So, they do not just rely on their talents to bring them success, but they go the extra mile and put in the time and effort to get successful.
How parents react to their kid’s success in their early years can have an effect on which mindset the kid will develop. If they attribute their kids’ success to merely his talents and abilities and praise him for having those attributes, instead of praising them for the hard work or effort they have put in, it will make the kid develop a fixed mindset.
On the other hand, if the parents attribute their kid’s success to the hard work and effort they put in, instead of just praising them for their skills, will inculcate a growth mindset in their kids’ mind.
Such kids will grow up to be confident to face challenges and go the extra mile to become successful, instead of becoming complacent and stuck in their life. In short, parents of successful kids value effort over avoiding failure.
10) Working mothers are great role models
Working mums seem to have a significant impact on child growth and development irrespective of gender.

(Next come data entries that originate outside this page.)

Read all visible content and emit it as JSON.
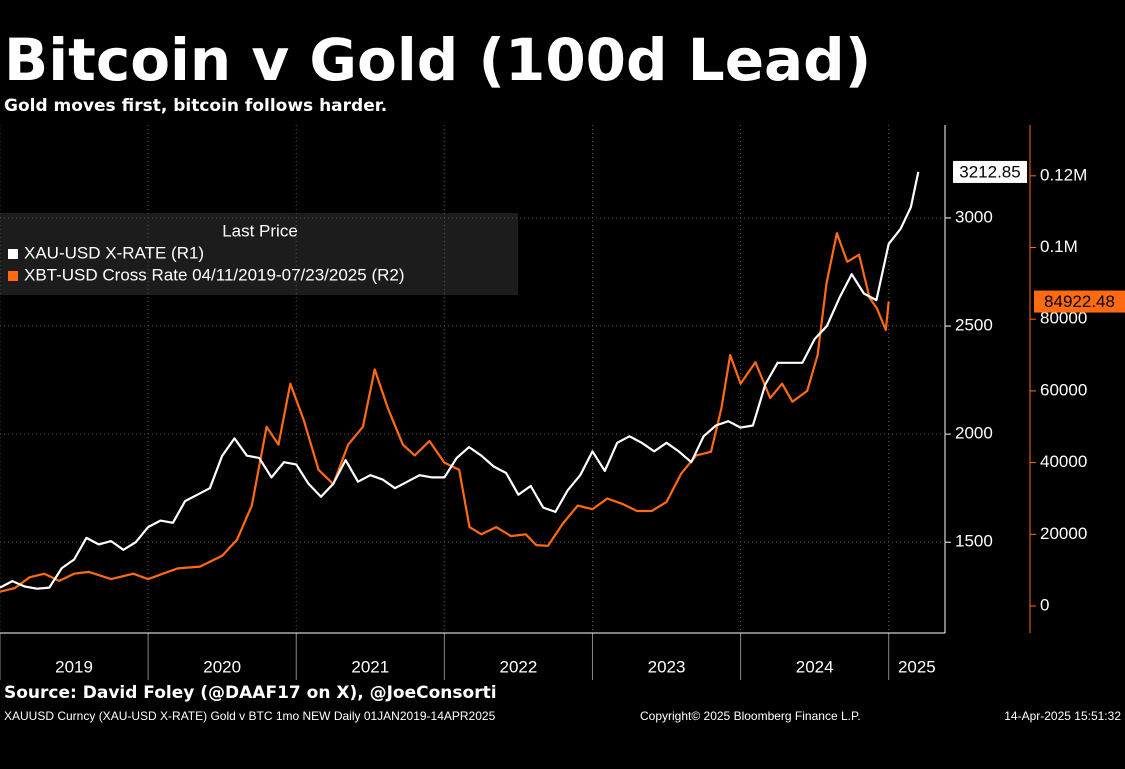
{
  "chart_data": {
    "type": "line",
    "title": "Bitcoin v Gold (100d Lead)",
    "subtitle": "Gold moves first, bitcoin follows harder.",
    "legend_title": "Last Price",
    "legend_position": "upper left",
    "grid": true,
    "source": "Source: David Foley (@DAAF17 on X), @JoeConsorti",
    "footer_left": "XAUUSD Curncy (XAU-USD X-RATE) Gold v BTC 1mo NEW  Daily 01JAN2019-14APR2025",
    "footer_center": "Copyright© 2025 Bloomberg Finance L.P.",
    "footer_right": "14-Apr-2025 15:51:32",
    "xlim": [
      2019,
      2025.38
    ],
    "xticks": [
      2019,
      2020,
      2021,
      2022,
      2023,
      2024,
      2025
    ],
    "ylim": [
      1080,
      3430
    ],
    "yticks": [
      1500,
      2000,
      2500,
      3000
    ],
    "y2lim": [
      -7530,
      134170
    ],
    "y2ticks": [
      0,
      20000,
      40000,
      60000,
      80000,
      {
        "value": 100000,
        "label": "0.1M"
      },
      {
        "value": 120000,
        "label": "0.12M"
      }
    ],
    "series": [
      {
        "name": "XAU-USD X-RATE  (R1)",
        "color": "#ffffff",
        "axis": "y",
        "x": [
          2019.0,
          2019.083,
          2019.167,
          2019.25,
          2019.333,
          2019.417,
          2019.5,
          2019.583,
          2019.667,
          2019.75,
          2019.833,
          2019.917,
          2020.0,
          2020.083,
          2020.167,
          2020.25,
          2020.333,
          2020.417,
          2020.5,
          2020.583,
          2020.667,
          2020.75,
          2020.833,
          2020.917,
          2021.0,
          2021.083,
          2021.167,
          2021.25,
          2021.333,
          2021.417,
          2021.5,
          2021.583,
          2021.667,
          2021.75,
          2021.833,
          2021.917,
          2022.0,
          2022.083,
          2022.167,
          2022.25,
          2022.333,
          2022.417,
          2022.5,
          2022.583,
          2022.667,
          2022.75,
          2022.833,
          2022.917,
          2023.0,
          2023.083,
          2023.167,
          2023.25,
          2023.333,
          2023.417,
          2023.5,
          2023.583,
          2023.667,
          2023.75,
          2023.833,
          2023.917,
          2024.0,
          2024.083,
          2024.167,
          2024.25,
          2024.333,
          2024.417,
          2024.5,
          2024.583,
          2024.667,
          2024.75,
          2024.833,
          2024.917,
          2025.0,
          2025.08,
          2025.15,
          2025.2
        ],
        "values": [
          1290,
          1320,
          1295,
          1285,
          1290,
          1380,
          1420,
          1520,
          1490,
          1505,
          1465,
          1500,
          1570,
          1600,
          1590,
          1690,
          1720,
          1750,
          1900,
          1980,
          1900,
          1890,
          1800,
          1870,
          1860,
          1770,
          1710,
          1770,
          1880,
          1780,
          1810,
          1790,
          1750,
          1780,
          1810,
          1800,
          1800,
          1890,
          1940,
          1900,
          1850,
          1820,
          1720,
          1760,
          1660,
          1640,
          1740,
          1810,
          1920,
          1830,
          1960,
          1990,
          1960,
          1920,
          1960,
          1920,
          1870,
          1990,
          2040,
          2060,
          2030,
          2040,
          2230,
          2330,
          2330,
          2330,
          2440,
          2500,
          2630,
          2740,
          2650,
          2620,
          2880,
          2950,
          3050,
          3212.85
        ]
      },
      {
        "name": "XBT-USD Cross Rate 04/11/2019-07/23/2025  (R2)",
        "color": "#ff6a13",
        "axis": "y2",
        "x": [
          2019.0,
          2019.1,
          2019.2,
          2019.3,
          2019.4,
          2019.5,
          2019.6,
          2019.75,
          2019.9,
          2020.0,
          2020.1,
          2020.2,
          2020.35,
          2020.5,
          2020.6,
          2020.7,
          2020.8,
          2020.88,
          2020.96,
          2021.05,
          2021.15,
          2021.25,
          2021.35,
          2021.45,
          2021.53,
          2021.62,
          2021.72,
          2021.8,
          2021.9,
          2022.0,
          2022.1,
          2022.17,
          2022.25,
          2022.35,
          2022.45,
          2022.55,
          2022.62,
          2022.7,
          2022.8,
          2022.9,
          2023.0,
          2023.1,
          2023.2,
          2023.3,
          2023.4,
          2023.5,
          2023.6,
          2023.7,
          2023.8,
          2023.87,
          2023.93,
          2024.0,
          2024.1,
          2024.2,
          2024.28,
          2024.35,
          2024.45,
          2024.52,
          2024.58,
          2024.65,
          2024.72,
          2024.8,
          2024.87,
          2024.92,
          2024.98,
          2025.0
        ],
        "values": [
          4000,
          5000,
          8000,
          9000,
          7000,
          9000,
          9500,
          7500,
          9000,
          7500,
          9000,
          10500,
          11000,
          14000,
          18500,
          28000,
          50000,
          45000,
          62000,
          52000,
          38000,
          34000,
          45000,
          50000,
          66000,
          55000,
          45000,
          42000,
          46000,
          40000,
          38000,
          22000,
          20000,
          22000,
          19500,
          20000,
          17000,
          16800,
          23000,
          28000,
          27000,
          30000,
          28500,
          26500,
          26500,
          29000,
          37000,
          42000,
          43000,
          55000,
          70000,
          62000,
          68000,
          58000,
          62000,
          57000,
          60000,
          70000,
          90000,
          104000,
          96000,
          98000,
          86000,
          83000,
          77000,
          84922.48
        ]
      }
    ]
  }
}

According to a study, daughters of a working mother went to school longer, gain better job profiles and earned more money – 23% more compared to their peers who were raised by stay-at-home mothers.

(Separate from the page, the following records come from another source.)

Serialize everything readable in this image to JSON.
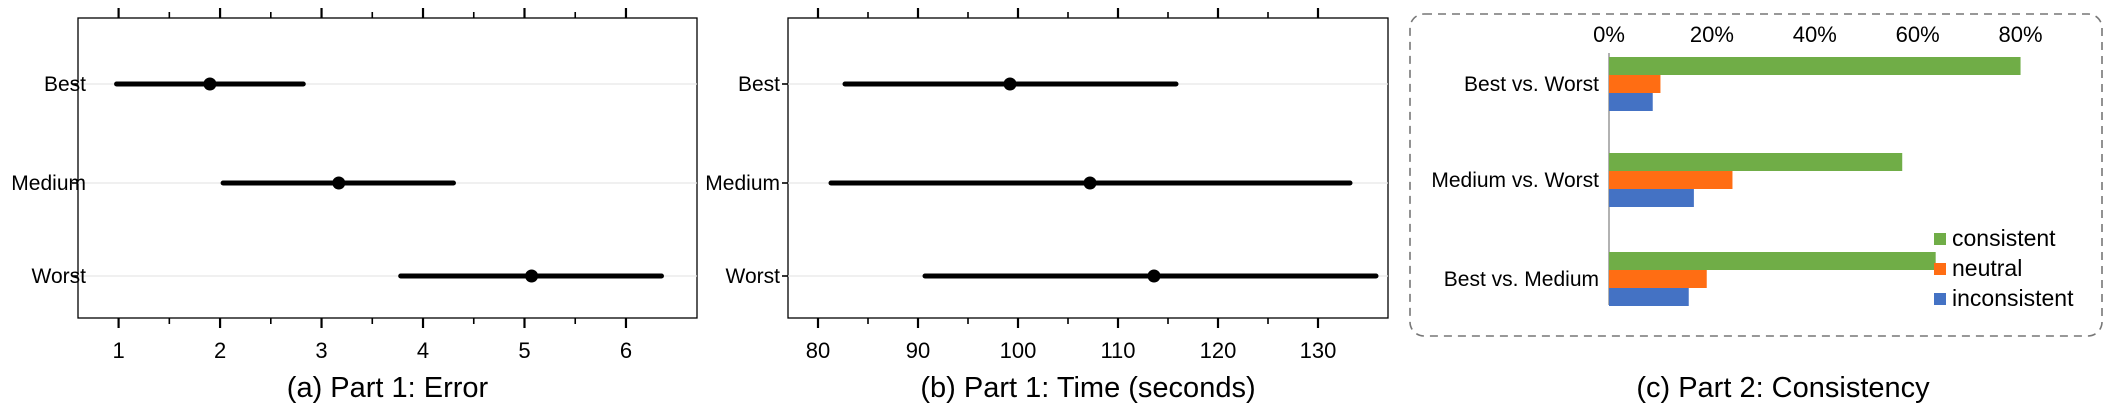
{
  "chart_data": [
    {
      "type": "errorbar",
      "caption": "(a) Part 1:  Error",
      "categories": [
        "Best",
        "Medium",
        "Worst"
      ],
      "xlim": [
        0.6,
        6.7
      ],
      "x_ticks": [
        1,
        2,
        3,
        4,
        5,
        6
      ],
      "x_tick_labels": [
        "1",
        "2",
        "3",
        "4",
        "5",
        "6"
      ],
      "points": [
        {
          "category": "Best",
          "mean": 1.9,
          "low": 0.98,
          "high": 2.82
        },
        {
          "category": "Medium",
          "mean": 3.17,
          "low": 2.03,
          "high": 4.3
        },
        {
          "category": "Worst",
          "mean": 5.07,
          "low": 3.78,
          "high": 6.35
        }
      ],
      "grid": true
    },
    {
      "type": "errorbar",
      "caption": "(b) Part 1: Time (seconds)",
      "categories": [
        "Best",
        "Medium",
        "Worst"
      ],
      "xlim": [
        77,
        137
      ],
      "x_ticks": [
        80,
        90,
        100,
        110,
        120,
        130
      ],
      "x_tick_labels": [
        "80",
        "90",
        "100",
        "110",
        "120",
        "130"
      ],
      "points": [
        {
          "category": "Best",
          "mean": 99.2,
          "low": 82.7,
          "high": 115.8
        },
        {
          "category": "Medium",
          "mean": 107.2,
          "low": 81.3,
          "high": 133.2
        },
        {
          "category": "Worst",
          "mean": 113.6,
          "low": 90.7,
          "high": 135.8
        }
      ],
      "grid": true
    },
    {
      "type": "bar",
      "orientation": "horizontal",
      "caption": "(c) Part 2: Consistency",
      "categories": [
        "Best vs. Worst",
        "Medium vs. Worst",
        "Best vs. Medium"
      ],
      "xlim": [
        0,
        0.9
      ],
      "x_ticks": [
        0,
        0.2,
        0.4,
        0.6,
        0.8
      ],
      "x_tick_labels": [
        "0%",
        "20%",
        "40%",
        "60%",
        "80%"
      ],
      "series": [
        {
          "name": "consistent",
          "color": "#70ad47",
          "values": [
            0.8,
            0.57,
            0.635
          ]
        },
        {
          "name": "neutral",
          "color": "#ff6d13",
          "values": [
            0.1,
            0.24,
            0.19
          ]
        },
        {
          "name": "inconsistent",
          "color": "#4472c4",
          "values": [
            0.085,
            0.165,
            0.155
          ]
        }
      ],
      "legend": "bottom-right"
    }
  ]
}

Likewise, sone of working mothers were found to be active in household actvities and childcare – they spent seven-and-a-half more hours a week on childcare and 25 more minutes on housework.

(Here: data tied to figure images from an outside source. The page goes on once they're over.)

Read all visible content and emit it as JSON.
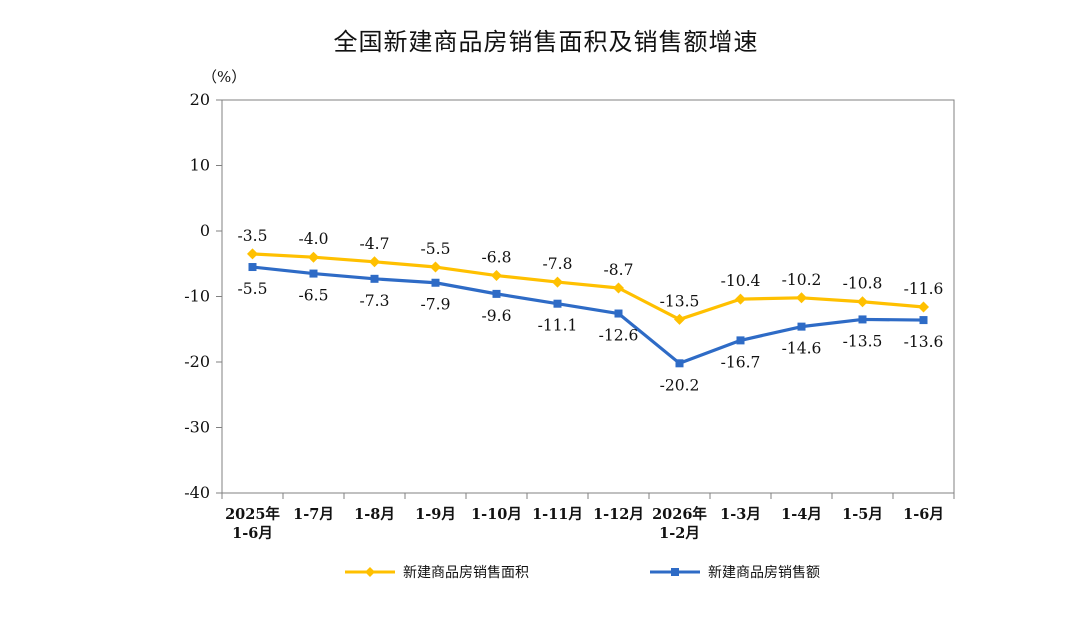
{
  "chart_data": {
    "type": "line",
    "title": "全国新建商品房销售面积及销售额增速",
    "unit_label": "（%）",
    "ylim": [
      -40,
      20
    ],
    "yticks": [
      "20",
      "10",
      "0",
      "-10",
      "-20",
      "-30",
      "-40"
    ],
    "ytick_values": [
      20,
      10,
      0,
      -10,
      -20,
      -30,
      -40
    ],
    "categories": [
      [
        "2025年",
        "1-6月"
      ],
      [
        "1-7月"
      ],
      [
        "1-8月"
      ],
      [
        "1-9月"
      ],
      [
        "1-10月"
      ],
      [
        "1-11月"
      ],
      [
        "1-12月"
      ],
      [
        "2026年",
        "1-2月"
      ],
      [
        "1-3月"
      ],
      [
        "1-4月"
      ],
      [
        "1-5月"
      ],
      [
        "1-6月"
      ]
    ],
    "series": [
      {
        "name": "新建商品房销售面积",
        "color": "#FFC000",
        "marker": "diamond",
        "values": [
          -3.5,
          -4.0,
          -4.7,
          -5.5,
          -6.8,
          -7.8,
          -8.7,
          -13.5,
          -10.4,
          -10.2,
          -10.8,
          -11.6
        ],
        "labels": [
          "-3.5",
          "-4.0",
          "-4.7",
          "-5.5",
          "-6.8",
          "-7.8",
          "-8.7",
          "-13.5",
          "-10.4",
          "-10.2",
          "-10.8",
          "-11.6"
        ],
        "label_position": "above"
      },
      {
        "name": "新建商品房销售额",
        "color": "#2E6BC6",
        "marker": "square",
        "values": [
          -5.5,
          -6.5,
          -7.3,
          -7.9,
          -9.6,
          -11.1,
          -12.6,
          -20.2,
          -16.7,
          -14.6,
          -13.5,
          -13.6
        ],
        "labels": [
          "-5.5",
          "-6.5",
          "-7.3",
          "-7.9",
          "-9.6",
          "-11.1",
          "-12.6",
          "-20.2",
          "-16.7",
          "-14.6",
          "-13.5",
          "-13.6"
        ],
        "label_position": "below"
      }
    ],
    "grid": false,
    "legend_position": "bottom"
  }
}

Research suggests that such role modeling by working mothers is a brilliant way of signaling what’s appropriate in terms of your behaviour, actions, activities you indulge in, and your belief system.
The most important role that you play in a child’s life is to be a loving coach who creates the conditions that are conducive to helping your child nurture their highest potentials.
Think and treat them as a unique human being separate from you. Watch and observe and introduce them to various learning opportunities so that they can pick up for themselves, what they want to do with their lives, instead of viewing them as a portal to fulfill your own unfulfilled dreams or hopes.
As Kahlil Gibran, also mentioned in his famous classic, “The Prophet” on parenting:
“Your children are not your children.
They are the sons and daughters of Life’s longing for itself.
They come through you but not from you,
And though they are with you yet they belong not to you.
You may give them your love but not your thoughts,
For they have their own thoughts.
You may house their bodies but not their souls,
For their souls dwell in the house of tomorrow,
which you cannot visit, not even in your dreams.
You may strive to be like them,
but seek not to make them like you.
For life goes not backward nor tarries with yesterday.
You are the bows from which your children
as living arrows are sent forth.
The archer sees the mark upon the path of the infinite,
and He bends you with His might
that His arrows may go swift and far.
Let your bending in the archer’s hand be for gladness;
For even as He loves the arrow that flies,
so He loves also the bow that is stable.”